Una volta raccolto, il grano veniva battuto col “tresc” sulle aie al “Pra dal bosc” o nel “curtil di Picaia” (via Piave), con la grossa pala, chiamata “vanturà” si toglieva la “pula”, si passava al setaccio, detto “cribi” e poi posto nei sacchi veniva portato al mulino di Oriano (ancora esistente) o al mulino in Bruschera, per ricavarne la farina. Tutte queste operazioni venivano svolte collettivamente, i contadini si aiutavano l’un l’altro mostrando notevole abilità nell’uso di questi attrezzi arcaici, prima dell’introduzione delle macchine agricole. E’ rimasta famosa Carolina Ghiringhelli per l’abilità e la velocità con la quale sapeva usare il “tresc” in competizione con gli uomini.

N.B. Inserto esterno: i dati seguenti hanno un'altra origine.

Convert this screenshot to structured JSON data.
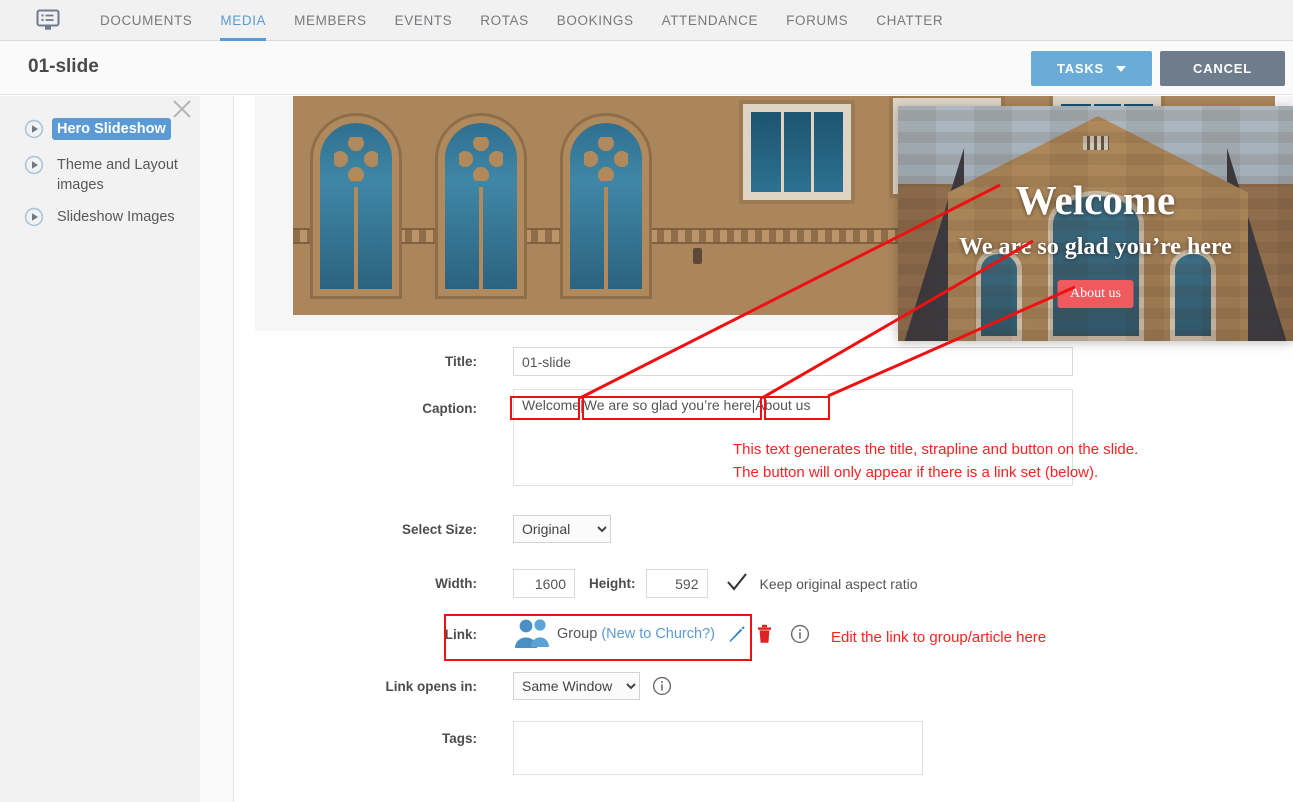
{
  "nav": {
    "logo_icon": "screen-list-icon",
    "items": [
      {
        "label": "DOCUMENTS",
        "active": false
      },
      {
        "label": "MEDIA",
        "active": true
      },
      {
        "label": "MEMBERS",
        "active": false
      },
      {
        "label": "EVENTS",
        "active": false
      },
      {
        "label": "ROTAS",
        "active": false
      },
      {
        "label": "BOOKINGS",
        "active": false
      },
      {
        "label": "ATTENDANCE",
        "active": false
      },
      {
        "label": "FORUMS",
        "active": false
      },
      {
        "label": "CHATTER",
        "active": false
      }
    ]
  },
  "header": {
    "title": "01-slide",
    "tasks_label": "TASKS",
    "cancel_label": "CANCEL",
    "tasks_color": "#6aabd8",
    "cancel_color": "#6f7c8b"
  },
  "sidebar": {
    "close_icon": "close-icon",
    "items": [
      {
        "label": "Hero Slideshow",
        "selected": true,
        "icon": "play-circle-icon"
      },
      {
        "label": "Theme and Layout images",
        "selected": false,
        "icon": "play-circle-icon"
      },
      {
        "label": "Slideshow Images",
        "selected": false,
        "icon": "play-circle-icon"
      }
    ]
  },
  "slide_preview": {
    "title": "Welcome",
    "strapline": "We are so glad you’re here",
    "button_label": "About us",
    "button_color": "#ef5a5f"
  },
  "form": {
    "title": {
      "label": "Title:",
      "value": "01-slide"
    },
    "caption": {
      "label": "Caption:",
      "segments": [
        "Welcome",
        "We are so glad you’re here",
        "About us"
      ],
      "separator": "|",
      "value": "Welcome|We are so glad you’re here|About us"
    },
    "select_size": {
      "label": "Select Size:",
      "value": "Original",
      "options": [
        "Original"
      ]
    },
    "width": {
      "label": "Width:",
      "value": "1600"
    },
    "height": {
      "label": "Height:",
      "value": "592"
    },
    "aspect": {
      "label": "Keep original aspect ratio",
      "checked": true,
      "icon": "check-icon"
    },
    "link": {
      "label": "Link:",
      "icon": "group-people-icon",
      "type_text": "Group",
      "target_text": "(New to Church?)",
      "edit_icon": "pencil-icon",
      "delete_icon": "trash-icon",
      "info_icon": "info-icon"
    },
    "link_opens_in": {
      "label": "Link opens in:",
      "value": "Same Window",
      "options": [
        "Same Window"
      ],
      "info_icon": "info-icon"
    },
    "tags": {
      "label": "Tags:",
      "value": "",
      "placeholder": ""
    }
  },
  "annotations": {
    "color": "#fb2222",
    "caption_note_line1": "This text generates the title, strapline and button on the slide.",
    "caption_note_line2": "The button will only appear if there is a link set (below).",
    "link_note": "Edit the link to group/article here"
  }
}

Anche la scartocciatura del granoturco avveniva sull’aia e rappresentava un importante avvenimento anche per i canti in coro che uomini, donne e ragazzi effettuavano durante il lavoro. “Sfuià al margun”, cioè asportare le foglie dalle pannocchie, non era considerata una fatica, anzi, ai giovanotti in particolare faceva piacere, perché era un momento per stare insieme e poter fare la corte alle ragazze. Seguiva la sgranatura con una rudimentale macchina a funzione manuale manovrata da robusti giovani. Tra i prodotti agricoli di Taino, una certa importanza ebbe la vite; il monte della Croce era tutto un vigneto e così molte altre parti degli attuali boschi. Non si può dire che il vino prodotto fosse eccezionale, serviva però egregiamente ai bisogni familiari. Dopo la pigiatura si caricavano i resti dell’uva, le vinacce, su carri e portati ad Angera alla Distilleria Rossi per ricavarne la grappa. Arrivavano anche carri da paesi vicini ed era tradizione fermarsi alla fontana posta al bivio di Cheglio per abbeverare i cavalli. Il mondo contadino aveva tanti momenti di vita collettiva, oggi inimmaginabili a cui erano legati riti e tradizioni. I mezzi erano pochi però utilizzabili da tutti, come ad esempio i forni per la cottura del pane, che si preparava in casa e poi si portava a cuocere nel forno del “Capeta” (Carlo Mira d’Ercole) in via Fabio Filzi o in quello del “Cec” (Sig. Baira) alla Madonnina.

NOTA:
(1) I Celti erano popolazioni provenienti dal centro Europa che hanno dominato la nostra zona e altre parti d’Italia prima dell’avvento dei Romani. Numerose sono ancora oggi espressioni del mondo celtico presenti nella nostra cultura.